Background: Recent studies have suggested that expression of the RAS protein activator like-1 gene (RASAL1) is decreased in gastric carcinoma tissues and cell lines, indicated a role in tumorigenesis and development of gastric cancer. Reduced expression of RASAL1 could result in aberrant increase of activity of RAS signaling pathways in cancer cells. However, the exact mechanism which induces down-regulation of the RASAL1 gene remains unclear. This study aimed to determine the methylation status and regulation of RASAL1 in gastric cancer. Materials and Methods: Using the methylation-specific polymerase chain reaction (MSP), the methylation status of CpG islands in the RASAL1 promoter in gastric cancers and paired adjacent non-cancerous tissues from 40 patients was assessed and its clinicopathological significance was analyzed. The methylation status of RASAL1 in gastric cancer lines MKN-28, SGC-790l, BGC-823, as well as in normal gastric epithelial cell line GES-l was also determined after treatment with a DNA methyltransferase inhibitor, 5-aza-2'-doexycytidine (5-Aza-CdR).
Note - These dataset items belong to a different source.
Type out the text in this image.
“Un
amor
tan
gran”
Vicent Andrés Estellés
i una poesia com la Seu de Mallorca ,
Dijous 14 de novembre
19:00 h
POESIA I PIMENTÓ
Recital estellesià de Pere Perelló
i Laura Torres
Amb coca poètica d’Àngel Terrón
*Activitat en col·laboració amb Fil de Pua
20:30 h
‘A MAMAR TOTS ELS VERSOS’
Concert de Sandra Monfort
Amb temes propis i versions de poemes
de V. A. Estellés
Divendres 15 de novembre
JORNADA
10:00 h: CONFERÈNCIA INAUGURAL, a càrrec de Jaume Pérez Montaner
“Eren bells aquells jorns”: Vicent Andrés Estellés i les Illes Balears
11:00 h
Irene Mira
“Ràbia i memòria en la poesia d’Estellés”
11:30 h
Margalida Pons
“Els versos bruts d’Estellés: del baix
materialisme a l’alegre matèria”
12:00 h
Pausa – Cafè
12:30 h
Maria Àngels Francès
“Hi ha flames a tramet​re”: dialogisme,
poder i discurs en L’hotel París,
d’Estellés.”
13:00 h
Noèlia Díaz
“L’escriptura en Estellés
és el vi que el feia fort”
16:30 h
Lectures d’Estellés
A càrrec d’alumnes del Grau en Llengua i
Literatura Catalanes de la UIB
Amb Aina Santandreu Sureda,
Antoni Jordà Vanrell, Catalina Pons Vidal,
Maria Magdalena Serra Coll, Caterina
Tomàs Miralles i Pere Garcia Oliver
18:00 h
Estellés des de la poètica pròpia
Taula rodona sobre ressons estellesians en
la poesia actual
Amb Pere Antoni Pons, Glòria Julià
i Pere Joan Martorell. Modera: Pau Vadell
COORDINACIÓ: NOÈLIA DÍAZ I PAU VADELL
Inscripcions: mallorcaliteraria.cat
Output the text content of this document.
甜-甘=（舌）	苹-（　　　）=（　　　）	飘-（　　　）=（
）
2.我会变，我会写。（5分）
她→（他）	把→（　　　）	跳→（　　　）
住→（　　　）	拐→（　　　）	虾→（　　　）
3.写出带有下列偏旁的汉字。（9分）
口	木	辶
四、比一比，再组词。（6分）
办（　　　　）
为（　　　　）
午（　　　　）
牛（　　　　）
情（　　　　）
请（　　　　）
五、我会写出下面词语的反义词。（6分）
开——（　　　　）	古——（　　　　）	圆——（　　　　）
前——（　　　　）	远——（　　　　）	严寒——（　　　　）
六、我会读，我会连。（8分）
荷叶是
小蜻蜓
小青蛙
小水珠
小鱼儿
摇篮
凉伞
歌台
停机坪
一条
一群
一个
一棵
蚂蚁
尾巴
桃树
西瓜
RAS activity (GAS-GTP) was assessed through a pull-down method, while protein levels of ERK1/2, a downstream molecule of RAS signaling pathways, were determined by Western blotting. Results: The frequencies of RASAL1 promoter methylation in gastric cancer and paired adjacent non-cancerous tissues were 70% (28/40) and 30% (12/40) respectively (P<0.05). There were significantly correlations between RASAL1 promoter methylation with tumor differentiation, tumor size, invasive depth and lymph node metastasis in patients with gastric cancer (all P<0.05), but no correlation was found for age or gender. Promoter hypermethylation of the RASAL1 gene was detected in MKN-28, SGC-790l and BGC-823 cancer cells, but not in the normal gastric epithelial cell line GES-1. Elevated expression of the RASAL1 protein, a decreased RAS-GTP and p-ERK1/2 protein were detected in three gastric cancer cell lines after treatment with 5-Aza-CdR. Conclusions: Aberrant hypermethylation of the RASAL1 gene promoter frequently occurs in gastric cancer tissues and cells. In addition, the demethylating agent 5-Aza-CdR can reverse the hypermethylation of RASAL1 gene and up-regulate the expression of RASAL1 significantly in gastric cancer cells in vivo. Our study suggests that RASAL1 promoter methylation may have a certain relationship with the reduced RASAL1 expression in gastric cancer.